Então, Mauzy pegou dois cartões empresariais American Express sem limite de gastos predefinido e começou a usar até US$ 30.000 em propaganda e na construção de um site na internet. Ele pagou o saldo total todos os meses, na medida em que o dinheiro começou a entrar e o fim do ano ele havia convencido um investidor a bancá-lo. Em julho, a Zip Express fechou um negócio para cuidar das instalações nacionais da Target e Mauzy espera fechar negócios de US$ 5,5 milhões em seu primeiro ano. Em retrospecto, ele está feliz pelo banco ter lhe recusado um empréstimo, porque agora não precisa pagar juros sobre um grande empréstimo.
Embora Mauzy seja uma história de sucesso, donos de empresas que dependem dos cartões de crédito por períodos mais longos podem ser pegos pelas condições evasivas dos cartões. "Os contratos dos cartões de crédito na são contratos de empréstimos tradicionais", diz Landis, porque, ao contrário dos empréstimos bancários ou linhas de crédito que são governadas por acordos de empréstimos, os emissores de cartões de crédito se reservam o direito de mudar as condições a qualquer momento. Segundo uma pesquisa da ANPE, um terço das empresas que usam os cartões de crédito carrega saldos mensais de mais de US$ 10.000. Landis diz que as taxas de juros imprevisíveis sobre os saldos mensais tornam impossível para os empresários financiar o crescimento com cartões de crédito. Ela viu os juros sobre um de seus cartões passarem de 4% para 28% e outro cartão reduzir as linha de crédito, muito embora ela não tivesse deixado de fazer nenhum pagamento ou tivesse estourado seu limite. "É como tentar construir uma casa com tijolos que vivem mudando de tamanho", diz Landis.

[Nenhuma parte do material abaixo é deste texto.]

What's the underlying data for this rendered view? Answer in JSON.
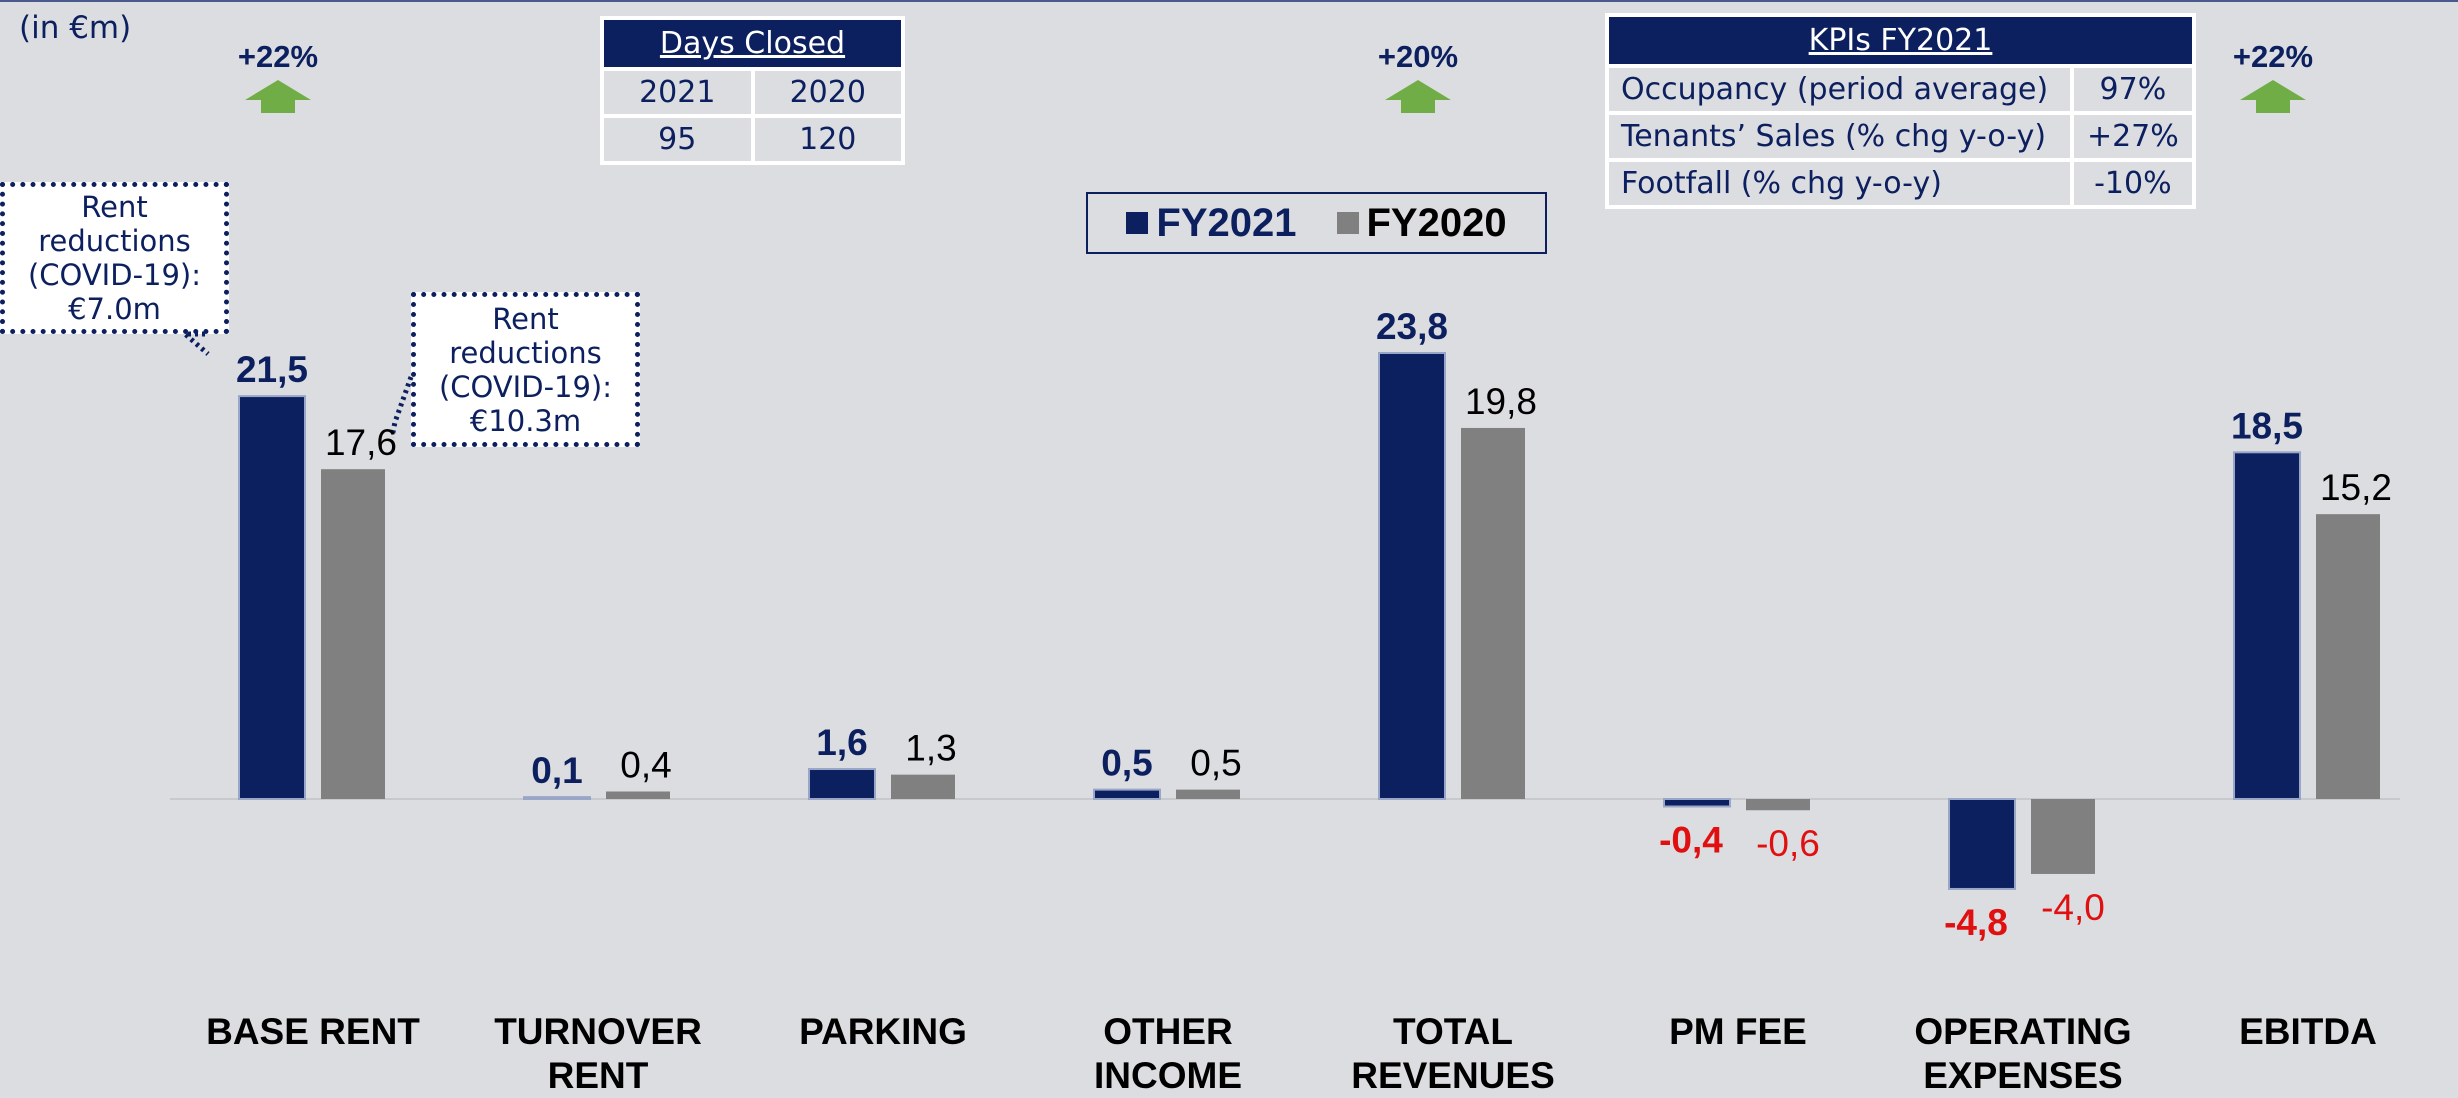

Aqueles que carregam saldos rotativos também pagam mais pelos empréstimos. David Walker, um professor de Georgetown que pesquisa o custo do crédito para as pequenas empresas, constatou que as companhias menores normalmente pagam duas ou três vezes a prime rate, em grande parte porque dependem muito dos cartões de crédito. "Elas estão alijadas de todos os mercados onde os custos são menores", diz ele.

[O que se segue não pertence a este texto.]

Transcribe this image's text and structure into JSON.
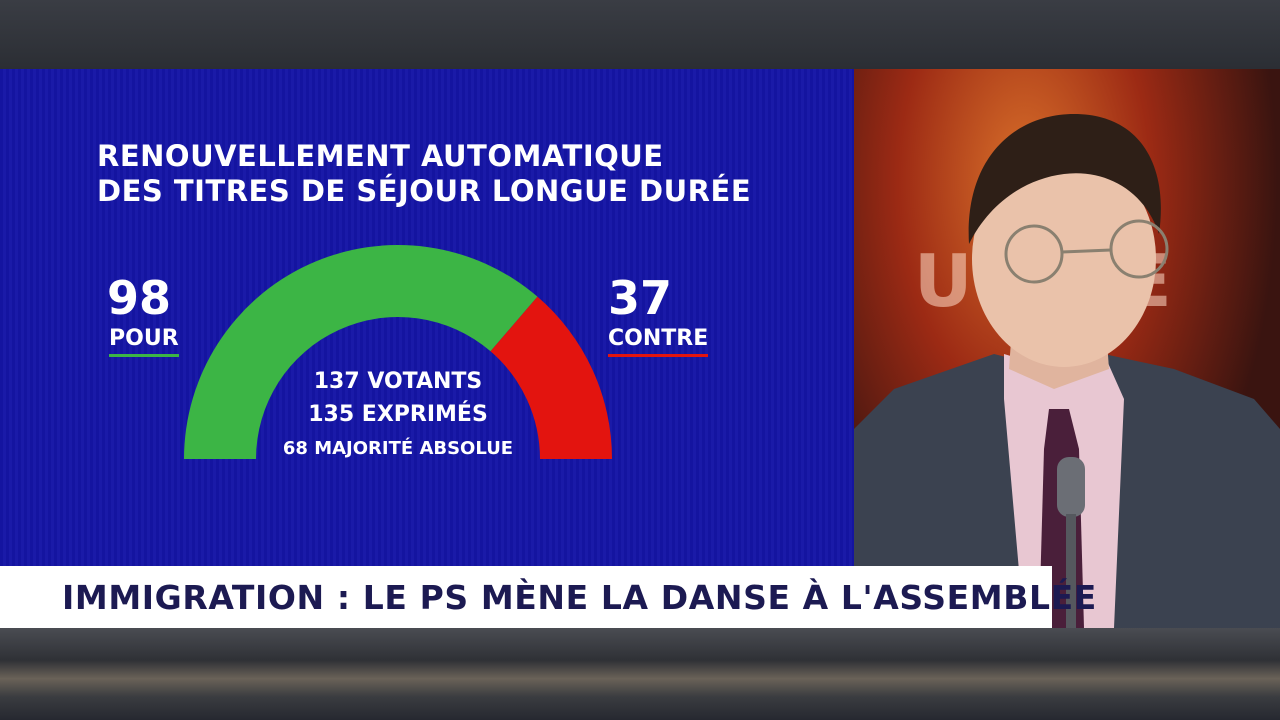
{
  "graphic": {
    "title_line1": "RENOUVELLEMENT AUTOMATIQUE",
    "title_line2": "DES TITRES DE SÉJOUR LONGUE DURÉE",
    "pour_count": "98",
    "pour_label": "POUR",
    "contre_count": "37",
    "contre_label": "CONTRE",
    "votants": "137 VOTANTS",
    "exprimes": "135 EXPRIMÉS",
    "majorite": "68 MAJORITÉ ABSOLUE",
    "pour_color": "#3cb545",
    "contre_color": "#e3140f"
  },
  "gauge": {
    "pour": 98,
    "contre": 37
  },
  "banner": {
    "headline": "IMMIGRATION : LE PS MÈNE LA DANSE À L'ASSEMBLÉE"
  }
}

Isso faz sentido até certo ponto. As pequenas empresas são arriscadas, e emprestar pelos cartões de crédito permite aos bancos cobrirem seus riscos com os ajustes nas taxas de juros, na medida em que o perfil de crédito do tomador muda. "Essa é a forma mais arriscada de empréstimo que um banco pode fazer. Eles precisam cobrar para ter um retorno sobre esse risco", diz Ken Clayton, vice-presidente sênior de políticas de cartões da American Bankers Association, órgão que representa os interesses dos bancos americanos.
As regulamentações propostas pelo Fed iriam restringir algumas das práticas mais agressivas dos cartões de crédito, incluindo a cobrança de taxas sobre os saldos existentes e a aplicação de pagamentos de maneiras que maximizam os juros. Mas as mudanças se aplicarão apenas aos cartões de crédito pessoais, e não ao crescente número de cartões empresariais, muito embora eles freqüentemente funcionem da mesma maneira.

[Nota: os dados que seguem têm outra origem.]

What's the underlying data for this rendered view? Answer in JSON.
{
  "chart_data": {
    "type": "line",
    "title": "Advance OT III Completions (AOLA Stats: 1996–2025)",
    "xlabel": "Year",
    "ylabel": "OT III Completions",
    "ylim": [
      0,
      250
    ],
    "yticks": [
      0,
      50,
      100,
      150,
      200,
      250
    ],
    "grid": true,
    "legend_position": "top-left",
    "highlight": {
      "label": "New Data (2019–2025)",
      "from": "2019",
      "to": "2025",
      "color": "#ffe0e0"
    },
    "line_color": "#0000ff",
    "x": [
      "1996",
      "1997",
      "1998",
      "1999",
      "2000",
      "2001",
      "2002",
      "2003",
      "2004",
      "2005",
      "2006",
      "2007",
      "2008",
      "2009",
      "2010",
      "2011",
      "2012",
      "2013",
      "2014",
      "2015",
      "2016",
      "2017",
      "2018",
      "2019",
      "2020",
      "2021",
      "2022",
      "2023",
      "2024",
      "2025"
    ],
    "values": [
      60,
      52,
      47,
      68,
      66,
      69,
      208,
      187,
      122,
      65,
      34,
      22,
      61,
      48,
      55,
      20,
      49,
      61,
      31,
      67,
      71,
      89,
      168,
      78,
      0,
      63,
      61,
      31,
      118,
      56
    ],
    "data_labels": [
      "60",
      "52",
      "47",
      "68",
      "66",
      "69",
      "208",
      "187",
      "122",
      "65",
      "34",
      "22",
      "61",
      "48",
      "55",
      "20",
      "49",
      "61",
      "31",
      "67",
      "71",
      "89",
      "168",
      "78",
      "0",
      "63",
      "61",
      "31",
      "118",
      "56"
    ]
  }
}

James Hills diz que ainda fica chocado quando olha para a sua contabilidade e vê o quanto a dívida do cartão de crédito custa à sua empresa. "Embora paguemos bastante, eles continuam aumentando os juros, o que dificulta ainda mais os pagamentos", diz ele. "Com os juros tendo triplicado do começo até agora, é surpreendente como eles conseguem fazer isso."